Comme tous les matins, mon réveil sonne à sept heures précises.
Comme tous les matins, je m'étonne d'être encore en vie.

Une lointaine mélodie se rappelle soudain à moi. Je la fredonne. Ma voix, à la tonalité lugubre, récite les deux dernières phrases d'un refrain que je ne connais que trop bien.

-Diable et archanges, tous se vengent.

Il semble que ma carcasse ne mérite pas leur vendetta.

D'un soupir affligé, je scrute le plafond à la recherche de la moindre faille, de la moindre anomalie qui pourrait venir bouleverser ma sempiternelle routine.

Mais il n'y a rien de tel.

La peinture blanche demeure aussi inviolée que le reste de l'appartement à l'organisation méticuleuse.

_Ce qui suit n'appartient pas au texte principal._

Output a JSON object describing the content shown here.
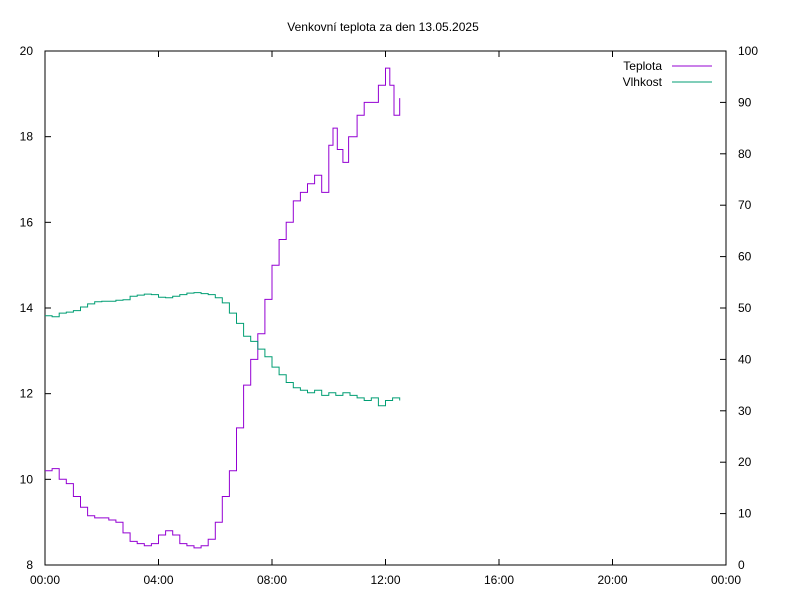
{
  "chart_data": {
    "type": "line",
    "title": "Venkovní teplota za den 13.05.2025",
    "x_ticks": [
      "00:00",
      "04:00",
      "08:00",
      "12:00",
      "16:00",
      "20:00",
      "00:00"
    ],
    "x_range_hours": [
      0,
      24
    ],
    "y_left": {
      "range": [
        8,
        20
      ],
      "ticks": [
        8,
        10,
        12,
        14,
        16,
        18,
        20
      ]
    },
    "y_right": {
      "range": [
        0,
        100
      ],
      "ticks": [
        0,
        10,
        20,
        30,
        40,
        50,
        60,
        70,
        80,
        90,
        100
      ]
    },
    "grid": false,
    "legend_position": "top-right",
    "series": [
      {
        "name": "Teplota",
        "axis": "left",
        "color": "#9400D3",
        "x": [
          0,
          0.25,
          0.5,
          0.75,
          1,
          1.25,
          1.5,
          1.75,
          2,
          2.25,
          2.5,
          2.75,
          3,
          3.25,
          3.5,
          3.75,
          4,
          4.25,
          4.5,
          4.75,
          5,
          5.25,
          5.5,
          5.75,
          6,
          6.25,
          6.5,
          6.75,
          7,
          7.25,
          7.5,
          7.75,
          8,
          8.25,
          8.5,
          8.75,
          9,
          9.25,
          9.5,
          9.75,
          10,
          10.15,
          10.3,
          10.5,
          10.7,
          11,
          11.25,
          11.5,
          11.75,
          12,
          12.15,
          12.3,
          12.5
        ],
        "y": [
          10.2,
          10.25,
          10.0,
          9.9,
          9.6,
          9.35,
          9.15,
          9.1,
          9.1,
          9.05,
          9.0,
          8.75,
          8.55,
          8.5,
          8.45,
          8.5,
          8.7,
          8.8,
          8.7,
          8.5,
          8.45,
          8.4,
          8.45,
          8.6,
          9.0,
          9.6,
          10.2,
          11.2,
          12.2,
          12.8,
          13.4,
          14.2,
          15.0,
          15.6,
          16.0,
          16.5,
          16.7,
          16.9,
          17.1,
          16.7,
          17.8,
          18.2,
          17.7,
          17.4,
          18.0,
          18.5,
          18.8,
          18.8,
          19.2,
          19.6,
          19.2,
          18.5,
          18.9
        ]
      },
      {
        "name": "Vlhkost",
        "axis": "right",
        "color": "#009E73",
        "x": [
          0,
          0.25,
          0.5,
          0.75,
          1,
          1.25,
          1.5,
          1.75,
          2,
          2.25,
          2.5,
          2.75,
          3,
          3.25,
          3.5,
          3.75,
          4,
          4.25,
          4.5,
          4.75,
          5,
          5.25,
          5.5,
          5.75,
          6,
          6.25,
          6.5,
          6.75,
          7,
          7.25,
          7.5,
          7.75,
          8,
          8.25,
          8.5,
          8.75,
          9,
          9.25,
          9.5,
          9.75,
          10,
          10.25,
          10.5,
          10.75,
          11,
          11.25,
          11.5,
          11.75,
          12,
          12.25,
          12.5
        ],
        "y": [
          48.5,
          48.3,
          49.0,
          49.2,
          49.5,
          50.2,
          50.8,
          51.2,
          51.3,
          51.3,
          51.5,
          51.6,
          52.3,
          52.5,
          52.7,
          52.6,
          52.1,
          52.0,
          52.3,
          52.6,
          52.9,
          53.0,
          52.8,
          52.6,
          52.0,
          51.0,
          49.0,
          47.0,
          44.5,
          43.5,
          42.0,
          40.5,
          38.5,
          37.0,
          35.5,
          34.5,
          34.0,
          33.5,
          34.0,
          33.0,
          33.5,
          33.0,
          33.5,
          33.0,
          32.5,
          32.0,
          32.5,
          31.0,
          32.0,
          32.5,
          32.0
        ]
      }
    ]
  }
}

Les draps rejetés, je m'assois au bord du lit et pose un pied l'un après l'autre au sol, dans cet ordre absurde choisi par ce que les enfants de l'orphelinat nommaient mes « bizarreries ».

Droite puis gauche.
À la gauche du Diable. À la droite du Père.

Rasséréné par la fraîcheur glaciale du carrelage, je me lève et me dirige vers la salle de bain située en face de ma chambre.

Douze pas exactement.
Je les compte, je me maudis. Je continue.

Ce contrôle imposé par mon esprit est le seul moyen pour ne pas me disloquer dans cette réalité. Si je n'avais pas ce rituel pour contenir mes pensées tourmentées, je serais sûrement figé sur mon balcon. À lorgner le vide, l'infini qui me tendrait les bras dix mètres plus bas.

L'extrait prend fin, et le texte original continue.